Ripple’s upcoming RLUSD stablecoin, which surpassed $1 billion in circulation this month, aims to close that gap by offering banks a dollar-pegged, regulated asset to test corridors before migrating to XRP for liquidity bridging. Adoption of RLUSD in 2026 could catalyze XRP demand in production-level settlements once institutions move beyond pilot programs.
ETF Momentum Adds Credibility But Not Yet Utility
The introduction of XRP ETFs provides credibility and price support, but it does not directly increase network usage. ETF allocations are custodial — XRP held for these funds goes into cold storage, reducing active supply rather than generating transaction activity. This stabilizes prices but limits organic volume growth on-chain.
Still, institutional participation through Grayscale, Franklin Templeton, and Canary Capital shows regulatory confidence. Combined assets under management in XRP ETFs now exceed $245 million, rivaling early Bitcoin and Ethereum ETF launches. This influx of regulated capital is reshaping XRP’s market structure, increasing depth and reducing volatility.
Macro Environment: Broader Crypto Stabilization Supports XRP
Market-wide sentiment has improved after a prolonged risk-off phase. Bitcoin trades at $87,400, Ethereum at $2,900, and XRP has held its ground near $2.20 despite waves of profit-taking. The Chaikin Money Flow (CMF) indicator for XRP remains slightly above zero, signaling mild inflows from larger wallets. However, CMF remains under a descending trendline — suggesting that institutional inflows are not yet strong enough to offset long-term selling fully.
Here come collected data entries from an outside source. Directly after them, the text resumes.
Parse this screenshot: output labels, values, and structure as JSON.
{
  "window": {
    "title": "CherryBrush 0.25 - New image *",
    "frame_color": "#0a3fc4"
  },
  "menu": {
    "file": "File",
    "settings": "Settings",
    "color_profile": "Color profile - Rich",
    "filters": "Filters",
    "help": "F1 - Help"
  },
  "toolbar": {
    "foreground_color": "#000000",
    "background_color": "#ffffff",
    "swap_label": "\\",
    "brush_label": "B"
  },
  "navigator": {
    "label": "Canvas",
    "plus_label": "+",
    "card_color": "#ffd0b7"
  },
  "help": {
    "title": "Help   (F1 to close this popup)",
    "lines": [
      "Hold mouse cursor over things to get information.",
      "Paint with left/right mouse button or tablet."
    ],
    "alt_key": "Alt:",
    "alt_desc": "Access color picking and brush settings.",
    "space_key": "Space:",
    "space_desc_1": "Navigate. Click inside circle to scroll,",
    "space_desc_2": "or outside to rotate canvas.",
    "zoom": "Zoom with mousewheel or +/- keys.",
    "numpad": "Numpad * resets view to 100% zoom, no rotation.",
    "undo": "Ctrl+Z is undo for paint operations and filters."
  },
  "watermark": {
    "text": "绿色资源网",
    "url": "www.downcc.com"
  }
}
Institutional Catalysts: RLUSD, Asia Corridors, and ETF Growth
Ripple’s strategic push into Japanese and Southeast Asian corridors for RLUSD settlement remains the most promising near-term catalyst. Early testing has already begun with key regional banks seeking to replace costly SWIFT-based remittance structures.
If RLUSD adoption transitions from pilot to production by Q2 2026, XRP could see a structural demand boost as it becomes the bridge asset between regional currencies. This rollout, combined with ETF inflows and stable macro liquidity, positions XRP to move toward $3.50–$4.50 under a bullish 2026 scenario.